How to detect and secure your applications from AI bots using F5 Distributed Cloud WAF

Key Concepts:

AI Scraping Bots
Robots.txt directives (User-agent, Disallow, Disallow AI-Training, Allow AI-Training)
F5 Distributed Cloud Web Application Firewall (F5XC WAF)
Scrapy (Python scraping library)
Direct Response Route
Client Blocking Rule
Suspicious Bot Blocking
Service Policy (TLS Fingerprint, User Agent)

1. Introduction to AI Scraping Concerns

Web scraping is not new, but the use of scraped data to train AI models has increased concerns.
Generative AI models can now retrieve dynamic content from websites using advancements like RAG (Retrieval-Augmented Generation), AI Agents, and MCP (presumably, Model Control Plane).

2. Robots.txt and AI-Specific Directives

IETF RFC 9309 defines standard ways to control data access for automated bots using directives in robots.txt.
A new RFC suggests adding Disallow AI-Training (prohibits data access for AI training) and Allow AI-Training (permits data fetching for AI training) directives.

3. F5XC WAF Mitigation Solutions

The demo focuses on five mitigation solutions within F5 Distributed Cloud WAF (F5XC WAF).

4. Solution 1: Preventing Bots Obeying AI Directives

Tool: Python Scrapy library is used, which allows customization of user agents and robots rules.
Configuration: Scrapy's settings file is modified to include the new AI directives. Prigggo is used as the default parser.
Direct Response Route: F5XC is configured to serve a custom robots.txt file using a direct response route. This route specifies the content F5XC sends back to the client.
Example: A direct response route is created to serve a robots.txt file with Disallow AI-Training.
Demonstration:
- The crawler initially accesses the website content when not obeying robots.txt.
- When Scrapy is instructed to obey robots.txt, access is restricted.
- The robots.txt is modified to Allow AI-Training, and the crawler is able to access the content.

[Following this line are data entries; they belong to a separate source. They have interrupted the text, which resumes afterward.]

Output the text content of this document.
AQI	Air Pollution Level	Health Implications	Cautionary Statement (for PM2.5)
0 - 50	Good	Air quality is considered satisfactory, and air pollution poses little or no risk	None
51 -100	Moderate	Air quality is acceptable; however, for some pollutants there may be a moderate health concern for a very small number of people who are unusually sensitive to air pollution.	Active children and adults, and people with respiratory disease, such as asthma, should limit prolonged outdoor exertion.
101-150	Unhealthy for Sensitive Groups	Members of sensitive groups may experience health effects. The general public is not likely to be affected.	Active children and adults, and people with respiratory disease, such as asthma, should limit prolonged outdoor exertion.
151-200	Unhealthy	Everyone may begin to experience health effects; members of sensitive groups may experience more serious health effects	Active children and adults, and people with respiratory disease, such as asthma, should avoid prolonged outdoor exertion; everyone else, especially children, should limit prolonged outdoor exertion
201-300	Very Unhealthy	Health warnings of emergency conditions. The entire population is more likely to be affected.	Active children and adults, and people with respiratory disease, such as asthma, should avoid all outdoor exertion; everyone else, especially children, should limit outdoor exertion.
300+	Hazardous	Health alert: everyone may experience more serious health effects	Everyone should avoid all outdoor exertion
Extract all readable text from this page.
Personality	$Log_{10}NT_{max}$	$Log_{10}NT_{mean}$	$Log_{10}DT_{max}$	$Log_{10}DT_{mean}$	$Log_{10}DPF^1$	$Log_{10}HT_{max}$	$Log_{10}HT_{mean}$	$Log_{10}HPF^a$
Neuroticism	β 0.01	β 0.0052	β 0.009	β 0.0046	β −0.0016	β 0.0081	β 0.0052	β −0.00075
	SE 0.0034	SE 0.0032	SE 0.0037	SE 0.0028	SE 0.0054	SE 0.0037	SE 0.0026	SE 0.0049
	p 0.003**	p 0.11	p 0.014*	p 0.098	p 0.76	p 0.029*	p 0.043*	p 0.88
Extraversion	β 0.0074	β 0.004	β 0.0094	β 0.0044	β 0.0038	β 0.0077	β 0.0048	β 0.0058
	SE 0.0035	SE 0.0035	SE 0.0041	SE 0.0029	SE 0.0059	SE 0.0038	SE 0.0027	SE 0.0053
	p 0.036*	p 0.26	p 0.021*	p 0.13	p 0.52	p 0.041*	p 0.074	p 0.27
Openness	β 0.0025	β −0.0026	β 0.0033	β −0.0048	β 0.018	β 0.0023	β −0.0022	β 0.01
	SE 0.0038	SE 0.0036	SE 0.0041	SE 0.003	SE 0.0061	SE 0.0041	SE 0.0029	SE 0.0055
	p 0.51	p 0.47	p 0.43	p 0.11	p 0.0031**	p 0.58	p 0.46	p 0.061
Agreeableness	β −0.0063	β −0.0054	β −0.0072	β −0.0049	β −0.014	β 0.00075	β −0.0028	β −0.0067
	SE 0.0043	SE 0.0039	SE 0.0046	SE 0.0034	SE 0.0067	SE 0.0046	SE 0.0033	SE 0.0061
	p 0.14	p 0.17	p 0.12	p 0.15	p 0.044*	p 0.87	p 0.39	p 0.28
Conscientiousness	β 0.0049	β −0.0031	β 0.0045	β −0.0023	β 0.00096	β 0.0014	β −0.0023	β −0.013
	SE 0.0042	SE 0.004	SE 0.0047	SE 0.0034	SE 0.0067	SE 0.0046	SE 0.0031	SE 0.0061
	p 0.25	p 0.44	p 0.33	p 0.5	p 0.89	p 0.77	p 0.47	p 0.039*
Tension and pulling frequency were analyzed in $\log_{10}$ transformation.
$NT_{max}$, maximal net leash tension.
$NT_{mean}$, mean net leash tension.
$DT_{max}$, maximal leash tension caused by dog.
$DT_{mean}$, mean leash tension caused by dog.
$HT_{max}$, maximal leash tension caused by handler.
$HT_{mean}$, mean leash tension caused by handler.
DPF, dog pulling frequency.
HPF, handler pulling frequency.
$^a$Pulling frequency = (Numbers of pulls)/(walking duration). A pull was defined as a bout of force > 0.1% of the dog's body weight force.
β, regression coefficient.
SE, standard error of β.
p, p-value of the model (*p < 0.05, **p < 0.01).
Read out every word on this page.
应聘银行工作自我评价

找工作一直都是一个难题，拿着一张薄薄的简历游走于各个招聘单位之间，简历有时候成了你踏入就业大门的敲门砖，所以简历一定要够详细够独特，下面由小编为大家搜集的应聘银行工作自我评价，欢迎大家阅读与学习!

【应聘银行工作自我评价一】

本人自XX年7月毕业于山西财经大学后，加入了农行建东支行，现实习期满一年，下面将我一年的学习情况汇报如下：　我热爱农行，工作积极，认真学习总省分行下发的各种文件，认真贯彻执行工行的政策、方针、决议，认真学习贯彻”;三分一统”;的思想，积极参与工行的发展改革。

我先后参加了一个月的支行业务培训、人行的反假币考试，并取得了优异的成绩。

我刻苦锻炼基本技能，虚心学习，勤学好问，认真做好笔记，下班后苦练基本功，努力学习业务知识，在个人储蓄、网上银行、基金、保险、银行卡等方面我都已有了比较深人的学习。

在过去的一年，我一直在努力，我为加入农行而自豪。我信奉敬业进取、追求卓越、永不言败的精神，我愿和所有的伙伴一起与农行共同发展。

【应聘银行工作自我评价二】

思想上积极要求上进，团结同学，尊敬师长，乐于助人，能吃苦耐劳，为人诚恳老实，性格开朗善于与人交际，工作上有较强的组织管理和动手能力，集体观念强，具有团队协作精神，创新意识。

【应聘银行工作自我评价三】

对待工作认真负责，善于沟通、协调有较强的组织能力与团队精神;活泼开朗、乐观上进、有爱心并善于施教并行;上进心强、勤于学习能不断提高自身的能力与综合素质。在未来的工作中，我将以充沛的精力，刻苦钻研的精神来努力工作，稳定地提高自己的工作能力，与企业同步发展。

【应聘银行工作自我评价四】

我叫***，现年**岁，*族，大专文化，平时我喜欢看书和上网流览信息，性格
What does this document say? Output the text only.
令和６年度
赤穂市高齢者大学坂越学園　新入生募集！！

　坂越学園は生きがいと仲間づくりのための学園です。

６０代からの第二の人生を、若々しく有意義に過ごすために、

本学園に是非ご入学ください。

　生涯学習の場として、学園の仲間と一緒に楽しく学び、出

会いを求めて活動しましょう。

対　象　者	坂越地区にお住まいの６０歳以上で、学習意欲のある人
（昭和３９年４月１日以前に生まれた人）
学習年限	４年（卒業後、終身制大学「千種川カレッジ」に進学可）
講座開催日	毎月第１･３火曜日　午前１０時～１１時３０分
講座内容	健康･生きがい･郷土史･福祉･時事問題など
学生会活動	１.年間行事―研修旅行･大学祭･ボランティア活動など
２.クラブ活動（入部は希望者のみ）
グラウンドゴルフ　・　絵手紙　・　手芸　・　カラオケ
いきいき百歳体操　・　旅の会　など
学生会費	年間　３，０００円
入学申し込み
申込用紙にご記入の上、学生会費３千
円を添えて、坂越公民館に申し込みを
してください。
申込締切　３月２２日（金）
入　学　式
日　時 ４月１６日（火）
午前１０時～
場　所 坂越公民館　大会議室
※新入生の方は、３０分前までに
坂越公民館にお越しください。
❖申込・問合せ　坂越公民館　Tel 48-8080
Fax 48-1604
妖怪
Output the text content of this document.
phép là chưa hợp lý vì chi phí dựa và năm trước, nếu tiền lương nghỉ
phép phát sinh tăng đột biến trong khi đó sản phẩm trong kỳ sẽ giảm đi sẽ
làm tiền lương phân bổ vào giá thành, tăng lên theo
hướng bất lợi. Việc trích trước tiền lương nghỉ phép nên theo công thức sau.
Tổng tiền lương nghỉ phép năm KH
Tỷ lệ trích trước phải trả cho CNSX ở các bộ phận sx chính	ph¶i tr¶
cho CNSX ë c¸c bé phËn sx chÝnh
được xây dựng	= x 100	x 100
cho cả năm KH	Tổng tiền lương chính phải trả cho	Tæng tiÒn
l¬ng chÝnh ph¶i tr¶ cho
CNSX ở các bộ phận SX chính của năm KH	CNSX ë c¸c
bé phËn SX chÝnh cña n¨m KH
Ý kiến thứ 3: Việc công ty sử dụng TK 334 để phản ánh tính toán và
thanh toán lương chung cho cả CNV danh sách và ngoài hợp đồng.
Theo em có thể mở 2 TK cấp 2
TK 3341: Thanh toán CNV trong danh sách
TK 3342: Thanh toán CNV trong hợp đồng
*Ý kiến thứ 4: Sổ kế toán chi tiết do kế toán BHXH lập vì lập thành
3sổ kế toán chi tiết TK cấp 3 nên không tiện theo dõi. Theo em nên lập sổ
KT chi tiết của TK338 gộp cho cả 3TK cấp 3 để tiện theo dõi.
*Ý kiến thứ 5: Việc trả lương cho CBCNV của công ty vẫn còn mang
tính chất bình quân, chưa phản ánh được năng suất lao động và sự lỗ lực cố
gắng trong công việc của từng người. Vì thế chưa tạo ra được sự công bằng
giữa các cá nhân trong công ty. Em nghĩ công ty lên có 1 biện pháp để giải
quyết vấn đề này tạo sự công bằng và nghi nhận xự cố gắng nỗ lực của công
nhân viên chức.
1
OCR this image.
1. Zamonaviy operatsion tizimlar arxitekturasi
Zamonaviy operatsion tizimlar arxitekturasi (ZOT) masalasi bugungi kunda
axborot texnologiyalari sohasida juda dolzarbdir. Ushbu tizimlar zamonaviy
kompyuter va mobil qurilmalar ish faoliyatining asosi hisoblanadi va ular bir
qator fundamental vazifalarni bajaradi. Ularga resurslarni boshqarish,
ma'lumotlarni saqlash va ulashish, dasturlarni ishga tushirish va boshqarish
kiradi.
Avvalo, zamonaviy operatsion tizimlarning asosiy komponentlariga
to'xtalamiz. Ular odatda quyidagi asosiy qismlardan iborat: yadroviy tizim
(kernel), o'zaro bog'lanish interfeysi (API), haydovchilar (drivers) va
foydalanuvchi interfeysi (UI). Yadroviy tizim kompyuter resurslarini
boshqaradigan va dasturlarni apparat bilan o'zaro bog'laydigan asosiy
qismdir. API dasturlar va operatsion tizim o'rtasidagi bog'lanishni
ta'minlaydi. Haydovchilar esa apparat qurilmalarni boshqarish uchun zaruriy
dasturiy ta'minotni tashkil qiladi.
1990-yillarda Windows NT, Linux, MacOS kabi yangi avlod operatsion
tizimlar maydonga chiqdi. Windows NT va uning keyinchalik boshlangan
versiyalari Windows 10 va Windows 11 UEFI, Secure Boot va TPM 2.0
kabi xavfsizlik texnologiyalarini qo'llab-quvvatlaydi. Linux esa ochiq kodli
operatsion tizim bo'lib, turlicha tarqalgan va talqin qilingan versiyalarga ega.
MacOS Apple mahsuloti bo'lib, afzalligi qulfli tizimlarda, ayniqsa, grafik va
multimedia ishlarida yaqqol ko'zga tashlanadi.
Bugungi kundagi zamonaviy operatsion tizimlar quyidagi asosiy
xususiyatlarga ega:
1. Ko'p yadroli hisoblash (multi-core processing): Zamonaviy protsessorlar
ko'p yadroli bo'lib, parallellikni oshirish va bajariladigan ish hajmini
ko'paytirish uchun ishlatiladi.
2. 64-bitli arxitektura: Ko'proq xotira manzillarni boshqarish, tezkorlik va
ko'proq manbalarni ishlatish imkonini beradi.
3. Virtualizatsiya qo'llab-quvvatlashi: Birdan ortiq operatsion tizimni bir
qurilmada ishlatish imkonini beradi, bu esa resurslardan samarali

5. Solution 2: Mitigating Bots Obeying RFC 9309 (But Not AI Directives)

Bots that obey RFC 9309 but don't support the new AI directives can be mitigated using the standard Disallow directive.
Process: Modify the load balancer configuration with the Disallow directive. Rerun the script, and the request will be blocked based on the robots obey field.

6. Solution 3: Blocking Specific Scraping Tools (User Agent Blocking)

Scenario: Bots don't obey robots.txt directives, and the user agent header is known.
Process:
1. Update the user agent field in Scrapy's settings.
2. Configure an F5XC client blocking rule for the specific user agent header value.
3. Rerun the script.
Result: The request is blocked, and F5XC security logs confirm the block due to the client blocking rule.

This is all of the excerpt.